Оленька первой впорхнула в отцовский кабинет. Увидев футляры, она подпрыгнула и совершенно по-детски захлопала в ладоши.
– Ах, папенька! Спасибо преогромное! – воскликнула она и, силясь выказать благодарность, расцеловала Михайло Илларионовича в обе щеки. – Я так счастлива! А где моя…
– Погоди.
Заглянуть в футляры Михайло Илларионович не позволил.
Надежда вошла широким шагом. И снова оделась нехорошо, в серое скучное платье из грубого сукна. Волосы зачесала гладко. На нос за какой-то надобностью очки нацепила… пытается выглядеть взрослей, чем она есть.
– Добрый день, папа, – сказала она, присаживаясь. И держится строго, холодно, ни дать ни взять благородная дама… Аглая вон кивает, довольная, будто бы сама этакою воспитала.
Воспитала, конечно, тут ничего не скажешь.

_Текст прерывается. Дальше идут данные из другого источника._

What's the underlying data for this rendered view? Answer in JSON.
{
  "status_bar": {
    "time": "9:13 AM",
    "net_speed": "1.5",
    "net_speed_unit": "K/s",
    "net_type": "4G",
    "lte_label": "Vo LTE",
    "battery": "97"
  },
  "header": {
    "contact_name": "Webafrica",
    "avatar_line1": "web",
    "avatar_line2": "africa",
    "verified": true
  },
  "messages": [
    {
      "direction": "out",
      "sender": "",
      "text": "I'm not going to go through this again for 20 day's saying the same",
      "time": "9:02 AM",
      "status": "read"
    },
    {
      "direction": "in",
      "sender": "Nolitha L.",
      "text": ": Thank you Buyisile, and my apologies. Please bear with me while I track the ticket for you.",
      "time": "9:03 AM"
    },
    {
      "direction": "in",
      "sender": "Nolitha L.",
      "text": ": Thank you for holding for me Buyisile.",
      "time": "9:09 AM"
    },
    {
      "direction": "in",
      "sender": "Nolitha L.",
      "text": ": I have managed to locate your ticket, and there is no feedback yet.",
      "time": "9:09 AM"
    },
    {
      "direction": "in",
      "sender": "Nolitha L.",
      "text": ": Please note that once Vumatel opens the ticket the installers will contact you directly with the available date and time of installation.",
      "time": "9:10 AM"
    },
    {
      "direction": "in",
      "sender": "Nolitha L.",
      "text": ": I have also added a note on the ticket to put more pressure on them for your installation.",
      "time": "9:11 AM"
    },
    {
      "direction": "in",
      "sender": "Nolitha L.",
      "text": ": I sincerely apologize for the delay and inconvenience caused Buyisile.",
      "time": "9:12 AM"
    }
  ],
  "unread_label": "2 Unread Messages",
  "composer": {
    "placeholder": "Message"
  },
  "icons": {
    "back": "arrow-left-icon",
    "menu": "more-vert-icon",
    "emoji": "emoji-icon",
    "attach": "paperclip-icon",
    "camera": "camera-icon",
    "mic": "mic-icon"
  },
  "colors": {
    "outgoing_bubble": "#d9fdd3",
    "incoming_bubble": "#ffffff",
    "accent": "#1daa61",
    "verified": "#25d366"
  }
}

– Вот, – сказал Михайло Илларионович, подвинув футляры к краю стола. – Доставили нынче… ласточки ваши.
Он лишь крякнул, припомнив, во что обошлись эти простенькие с виду подвески. Но полыхнули огнем Наденькины очи, и Оленька дыхание затаила…
А значит, стоили сии ласточки затраченных денег.
– Я мыслю, чтобы все по справедливости было, выбирать надобно так, – Михайло Илларионович погладил футляры. – Чтоб после без обид…
– Чур, я первая! – вскочила Оленька и, обернувшись к сестре, добавила: – Я младше!
Надежда ничего не ответила, и, пожалуй, стороннему наблюдателю могло бы показаться, что она вовсе осталась равнодушна что к отцовской придумке, что к футляру. Вот только взгляд выдавал, жадный, ищущий.
Оленька же все не решалась.
Она протягивала руку то к одному футляру, то к другому, касалась и отдергивала, и вновь тянулась, оттопыривала капризно губу и на Михайло Илларионовича косилась: неужто не подскажет он своей любимице? Неужто не подаст знак какой тайный? Не подскажет. Не подаст.
Михайло Илларионович был человеком справедливым. И Оленька все ж решилась.
– Это моя! – воскликнула она, схватив левый футляр.
– Тогда это – моя, – Надежда взяла правый и, глянув на сестру с насмешечкой, предложила: – Открываем?
Оленька с готовностью откинула крышку и не сдержала возгласа не то восхищения, не то возмущения.
Михайло Илларионович вынужден был признать, что француз сработал безупречно, сумев и повторить дедову подвеску в мельчайших деталях, и все ж сделать ласточек разными.
Ту, которую Оленька сжимала в кулаке, точно желая раздавить, сделали из платины. Бледно-желтый благородный металл.
И сапфир с ним хорошо смотрится.
А Оленька все одно недовольна…
Хмурится. Губку оттопырила. И та дрожит, знать, вот-вот разразится Оленька слезами. Но, странное дело, Михайло Илларионович, всегда-то к дочерниным обидам относившийся нервно, ныне остался равнодушен.
– Сама выбрала, – сказал он, слегка поморщившись. – Оленька, это всего-навсего украшение!